Lifelong learning is a means to bring about personal development, social cohesion and active citizenship as well as new and updated skills and competencies. In 2012, the European Civil Society Platform on Lifelong learning (EUCIS–LLL) published its manifesto Twelve Years After in which it called for a renewed and updated European memorandum on lifelong learning . In this concise paper, EUCIS–LLL stressed the important goal of personal fulfilment and enrichment for lifelong-learning activities ‘enabling each individual to achieve all his/her potentialities’. This surely should apply equally to older people and underlines the vital role of learning in active ageing.

There are strong arguments for seeing the changing demographic structure of Europe in a positive light. European societies are becoming more mature and wise. With the right approach, the ageing society can bring real social, cultural, political, economic and personal rewards. Active ageing can help realise these benefits for individuals and for the wider community and society.
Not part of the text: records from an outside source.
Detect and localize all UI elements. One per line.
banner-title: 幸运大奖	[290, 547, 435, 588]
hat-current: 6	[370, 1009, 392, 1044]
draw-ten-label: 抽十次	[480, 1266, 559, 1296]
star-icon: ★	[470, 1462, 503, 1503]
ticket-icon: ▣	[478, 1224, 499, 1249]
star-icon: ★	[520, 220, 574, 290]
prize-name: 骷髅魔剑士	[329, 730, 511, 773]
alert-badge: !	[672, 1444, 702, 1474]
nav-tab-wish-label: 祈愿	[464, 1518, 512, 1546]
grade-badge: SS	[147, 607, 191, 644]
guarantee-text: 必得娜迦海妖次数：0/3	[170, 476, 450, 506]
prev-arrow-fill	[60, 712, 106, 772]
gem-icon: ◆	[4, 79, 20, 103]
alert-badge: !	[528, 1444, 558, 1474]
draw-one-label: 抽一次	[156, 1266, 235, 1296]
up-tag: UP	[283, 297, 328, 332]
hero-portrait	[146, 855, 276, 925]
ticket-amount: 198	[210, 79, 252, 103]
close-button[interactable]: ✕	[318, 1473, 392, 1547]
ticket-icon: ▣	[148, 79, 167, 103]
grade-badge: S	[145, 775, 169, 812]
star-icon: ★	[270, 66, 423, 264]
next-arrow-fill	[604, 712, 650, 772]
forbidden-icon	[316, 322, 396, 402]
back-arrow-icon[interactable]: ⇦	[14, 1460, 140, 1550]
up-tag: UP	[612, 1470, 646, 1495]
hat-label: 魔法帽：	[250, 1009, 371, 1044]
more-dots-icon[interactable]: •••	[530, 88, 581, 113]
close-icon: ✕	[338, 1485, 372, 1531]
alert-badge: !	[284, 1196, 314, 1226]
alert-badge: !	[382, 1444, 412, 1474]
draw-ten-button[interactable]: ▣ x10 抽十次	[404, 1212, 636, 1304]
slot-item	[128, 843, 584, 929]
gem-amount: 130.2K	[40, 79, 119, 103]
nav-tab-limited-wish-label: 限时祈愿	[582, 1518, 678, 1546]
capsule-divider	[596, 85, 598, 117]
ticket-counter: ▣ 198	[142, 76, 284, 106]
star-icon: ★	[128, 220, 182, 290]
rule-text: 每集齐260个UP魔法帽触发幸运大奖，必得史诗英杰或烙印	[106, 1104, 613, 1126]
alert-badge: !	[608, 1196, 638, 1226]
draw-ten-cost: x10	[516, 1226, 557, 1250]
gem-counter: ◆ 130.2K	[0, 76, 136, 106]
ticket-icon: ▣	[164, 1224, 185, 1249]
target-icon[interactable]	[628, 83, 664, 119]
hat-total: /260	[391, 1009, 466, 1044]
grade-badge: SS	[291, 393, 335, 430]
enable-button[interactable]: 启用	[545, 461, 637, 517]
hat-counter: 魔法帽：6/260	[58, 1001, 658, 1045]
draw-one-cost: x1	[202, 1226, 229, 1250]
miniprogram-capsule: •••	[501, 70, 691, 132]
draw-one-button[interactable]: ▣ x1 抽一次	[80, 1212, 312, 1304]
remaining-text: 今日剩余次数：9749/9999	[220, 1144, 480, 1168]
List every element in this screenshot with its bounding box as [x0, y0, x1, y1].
Investment in lifelong-learning courses and activities is a critical means to unlock these riches.

The added value of GATE


Population ageing is happening across all European countries. Europeans face common challenges and opportunities that this changing demographic brings. Intercultural differences and understanding may be improved by the sharing of experiences and knowledge of all member states. The GATE project has given the partners the opportunity to learn from each other and to forge supportive bonds. The project has helped increase understanding of social cohesion, participative citizenship and European awareness among all the partners and has encouraged the transnational circulation of educational best practice and know-how.

GATE has contributed to new approaches to intercultural dialogue among European countries. It has benefited the participating institutions by developing innovative practices in adult education and applying them in the teaching and learning process.

Mutual understanding


Working at a European level fosters the role of common historical heritage as a means to increase the mutual understanding of different cultures allowing all partners to experience the richness of European languages. Older people were given the opportunity to learn more about other EU countries and experience new cultures and customs giving them an opportunity to learn how to deal with unfamiliar situations and adapt more readily to complex and different environments.
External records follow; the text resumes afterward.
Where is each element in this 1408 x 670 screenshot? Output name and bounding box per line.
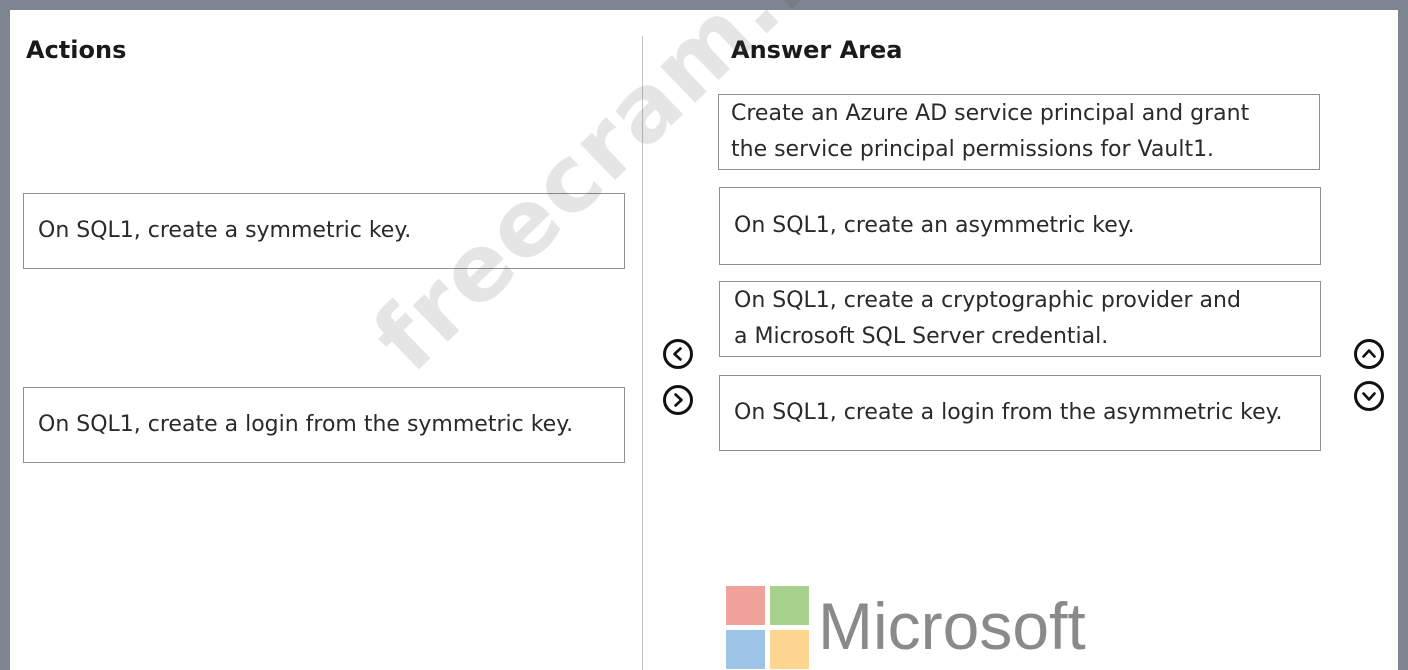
answer-item-asymmetric-key[interactable]: On SQL1, create an asymmetric key. <box>719 187 1321 265</box>
answer-item-line: Create an Azure AD service principal and… <box>731 101 1250 126</box>
answer-item-label: On SQL1, create a login from the asymmet… <box>734 400 1283 425</box>
move-left-button[interactable] <box>663 339 693 369</box>
chevron-down-icon <box>1362 392 1376 401</box>
logo-square-green <box>770 586 809 625</box>
answer-item-line: the service principal permissions for Va… <box>731 137 1215 162</box>
answer-item-service-principal[interactable]: Create an Azure AD service principal and… <box>718 94 1320 170</box>
answer-area-heading: Answer Area <box>731 36 903 64</box>
column-divider <box>642 36 643 670</box>
move-up-button[interactable] <box>1354 339 1384 369</box>
chevron-up-icon <box>1362 349 1376 358</box>
microsoft-logo-icon <box>726 586 810 670</box>
logo-square-yellow <box>770 630 809 669</box>
answer-item-line: On SQL1, create a cryptographic provider… <box>734 288 1241 313</box>
logo-square-red <box>726 586 765 625</box>
actions-heading: Actions <box>26 36 127 64</box>
chevron-left-icon <box>673 347 682 361</box>
answer-item-login-asymmetric[interactable]: On SQL1, create a login from the asymmet… <box>719 375 1321 451</box>
answer-item-line: a Microsoft SQL Server credential. <box>734 324 1109 349</box>
logo-square-blue <box>726 630 765 669</box>
microsoft-wordmark: Microsoft <box>818 589 1086 663</box>
answer-item-label: On SQL1, create an asymmetric key. <box>734 213 1135 238</box>
move-right-button[interactable] <box>663 385 693 415</box>
answer-item-cryptographic-provider[interactable]: On SQL1, create a cryptographic provider… <box>719 281 1321 357</box>
move-down-button[interactable] <box>1354 381 1384 411</box>
action-item-label: On SQL1, create a login from the symmetr… <box>38 412 574 437</box>
chevron-right-icon <box>674 393 683 407</box>
action-item-symmetric-key[interactable]: On SQL1, create a symmetric key. <box>23 193 625 269</box>
action-item-login-symmetric[interactable]: On SQL1, create a login from the symmetr… <box>23 387 625 463</box>
action-item-label: On SQL1, create a symmetric key. <box>38 218 412 243</box>
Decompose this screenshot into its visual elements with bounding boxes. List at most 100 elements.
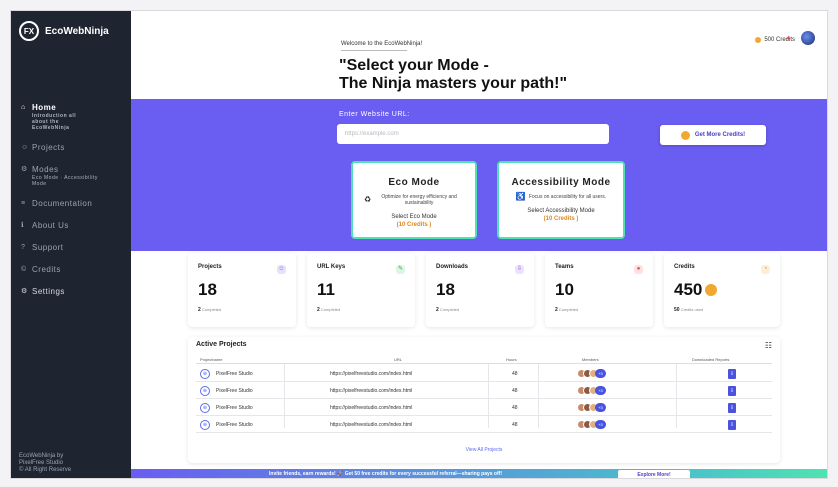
stat-value: 18 [436, 280, 455, 299]
sidebar-item-documentation[interactable]: ≡ Documentation [21, 199, 126, 209]
footer-line: EcoWebNinja by [19, 453, 64, 459]
get-more-credits-button[interactable]: Get More Credits! [660, 125, 766, 145]
project-name: PixelFree Studio [216, 371, 253, 377]
logo[interactable]: FX EcoWebNinja [19, 21, 109, 41]
table-row[interactable]: ⊕ PixelFree Studio https://pixelfreestud… [196, 383, 772, 399]
footer-line: © All Right Reserve [19, 467, 72, 473]
app-name: EcoWebNinja [45, 25, 109, 37]
explore-more-button[interactable]: Explore More! [618, 470, 690, 478]
project-hours: 48 [512, 388, 518, 394]
stat-label: Downloads [436, 264, 469, 270]
members-avatars[interactable]: +3 [577, 420, 606, 429]
accessibility-mode-title: Accessibility Mode [511, 177, 611, 188]
coin-icon [755, 37, 762, 43]
project-url[interactable]: https://pixelfreestudio.com/index.html [330, 422, 412, 428]
column-header: Downloaded Reports [692, 357, 730, 362]
stat-sub-label: Credits used [680, 307, 704, 312]
filter-icon[interactable]: ☷ [765, 341, 772, 350]
table-row[interactable]: ⊕ PixelFree Studio https://pixelfreestud… [196, 417, 772, 433]
info-icon: ℹ [21, 222, 25, 229]
more-members-badge: +3 [595, 369, 606, 378]
projects-icon: ☺ [21, 144, 29, 151]
more-members-badge: +3 [595, 420, 606, 429]
team-icon: ● [634, 265, 643, 274]
eco-mode-card[interactable]: Eco Mode ♻ Optimize for energy efficienc… [351, 161, 477, 239]
sidebar-item-label: Projects [32, 143, 65, 152]
table-row[interactable]: ⊕ PixelFree Studio https://pixelfreestud… [196, 400, 772, 416]
members-avatars[interactable]: +3 [577, 386, 606, 395]
sidebar-item-projects[interactable]: ☺ Projects [21, 143, 126, 153]
project-hours: 48 [512, 422, 518, 428]
select-label: Select Accessibility Mode [527, 208, 595, 214]
members-avatars[interactable]: +3 [577, 369, 606, 378]
sidebar-item-subtext: Eco Mode · Accessibility Mode [32, 175, 98, 187]
project-name: PixelFree Studio [216, 422, 253, 428]
project-icon: ⊕ [200, 386, 210, 396]
referral-text: Invite friends, earn rewards! 🚀 Get 50 f… [269, 471, 502, 477]
url-label: Enter Website URL: [339, 111, 410, 118]
avatar[interactable] [801, 31, 815, 45]
project-url[interactable]: https://pixelfreestudio.com/index.html [330, 405, 412, 411]
members-avatars[interactable]: +3 [577, 403, 606, 412]
accessibility-mode-card[interactable]: Accessibility Mode ♿ Focus on accessibil… [497, 161, 625, 239]
table-title: Active Projects [196, 341, 247, 348]
select-label: Select Eco Mode [391, 214, 437, 220]
stat-card-credits[interactable]: Credits ◔ 450 50 Credits used [664, 253, 780, 327]
stat-subtext: 2 Completed [555, 307, 578, 313]
eco-mode-title: Eco Mode [388, 177, 440, 188]
report-download-icon[interactable]: ⇩ [728, 420, 736, 430]
sidebar-item-support[interactable]: ? Support [21, 243, 126, 253]
project-url[interactable]: https://pixelfreestudio.com/index.html [330, 371, 412, 377]
stat-subtext: 2 Completed [317, 307, 340, 313]
sidebar-item-label: Settings [32, 287, 65, 296]
stat-value: 18 [198, 280, 217, 299]
select-eco-mode-link[interactable]: Select Eco Mode (10 Credits ) [353, 213, 475, 229]
view-all-projects-link[interactable]: View All Projects [188, 447, 780, 453]
project-icon: ⊕ [200, 369, 210, 379]
more-members-badge: +3 [595, 403, 606, 412]
stat-count: 2 [317, 307, 320, 313]
select-accessibility-mode-link[interactable]: Select Accessibility Mode (10 Credits ) [499, 207, 623, 223]
sidebar-item-home[interactable]: ⌂ Home Introduction all about the EcoWeb… [21, 103, 126, 131]
stat-card-projects[interactable]: Projects ☺ 18 2 Completed [188, 253, 296, 327]
sidebar-nav: ⌂ Home Introduction all about the EcoWeb… [21, 103, 126, 309]
stat-count: 2 [555, 307, 558, 313]
footer-line: PixelFree Studio [19, 460, 64, 466]
column-header: URL [394, 357, 403, 362]
divider [341, 50, 407, 51]
eco-mode-description: ♻ Optimize for energy efficiency and sus… [364, 194, 464, 206]
stat-subtext: 2 Completed [198, 307, 221, 313]
stat-count: 2 [198, 307, 201, 313]
url-input[interactable] [337, 124, 609, 144]
stat-card-url-keys[interactable]: URL Keys ✎ 11 2 Completed [307, 253, 415, 327]
mode-selection-panel: Enter Website URL: Get More Credits! Eco… [131, 99, 827, 251]
column-header: Hours [506, 357, 517, 362]
stat-card-teams[interactable]: Teams ● 10 2 Completed [545, 253, 653, 327]
coin-icon [680, 130, 690, 140]
stat-value: 11 [317, 280, 335, 299]
sidebar-item-credits[interactable]: © Credits [21, 265, 126, 275]
ninja-icon[interactable]: ✦ [785, 35, 793, 43]
button-label: Get More Credits! [694, 132, 746, 138]
stat-count: 50 [674, 307, 680, 313]
stat-label: Credits [674, 264, 695, 270]
project-hours: 48 [512, 371, 518, 377]
clock-icon: ◔ [761, 265, 770, 274]
project-url[interactable]: https://pixelfreestudio.com/index.html [330, 388, 412, 394]
report-download-icon[interactable]: ⇩ [728, 403, 736, 413]
table-row[interactable]: ⊕ PixelFree Studio https://pixelfreestud… [196, 366, 772, 382]
stat-sub-label: Completed [558, 307, 579, 312]
sidebar-item-label: Support [32, 243, 64, 252]
report-download-icon[interactable]: ⇩ [728, 386, 736, 396]
sidebar-item-settings[interactable]: ⚙ Settings [21, 287, 126, 297]
report-download-icon[interactable]: ⇩ [728, 369, 736, 379]
project-name: PixelFree Studio [216, 405, 253, 411]
welcome-text: Welcome to the EcoWebNinja! [341, 41, 423, 47]
sidebar-item-about-us[interactable]: ℹ About Us [21, 221, 126, 231]
description-text: Focus on accessibility for all users. [528, 194, 607, 200]
project-name: PixelFree Studio [216, 388, 253, 394]
sidebar: FX EcoWebNinja ⌂ Home Introduction all a… [11, 11, 131, 478]
stat-card-downloads[interactable]: Downloads ⇩ 18 2 Completed [426, 253, 534, 327]
sidebar-item-modes[interactable]: ⚙ Modes Eco Mode · Accessibility Mode [21, 165, 126, 187]
pencil-icon: ✎ [396, 265, 405, 274]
The GATE project also helped to promote European awareness. Older people may not feel as much part of the European Union as many younger people do and so through participation in this project older learners have been able to adopt a stronger sense of their European identity and a greater understanding and awareness of European cultural heritage.

Two key questions


The GATE partners agreed that further questions that arise as a consequence of evaluating initiatives of ‘ageing together’ or intergenerational learning include these:

1) There have been many inter-generational learning opportunities, projects and networks in recent years but fewer focussing on mutual aspects of ageing or shared learning around ageing.
Do you feel that that the claims that such experiences bring benefits to our society have been justified?

2) This is a time of rapid change, economic uncertainty, a large reliance on technology, the emergence of social media as one of our main communication channels, and an apparent lessening of trust in politicians and decision makers at local, regional, national and pan-European levels.
Can you suggest ways (and provide examples) of how active-ageing initiatives and strategies are (or can be) effective in allowing all members of our communities to cope with these changes and remain economically and socially active?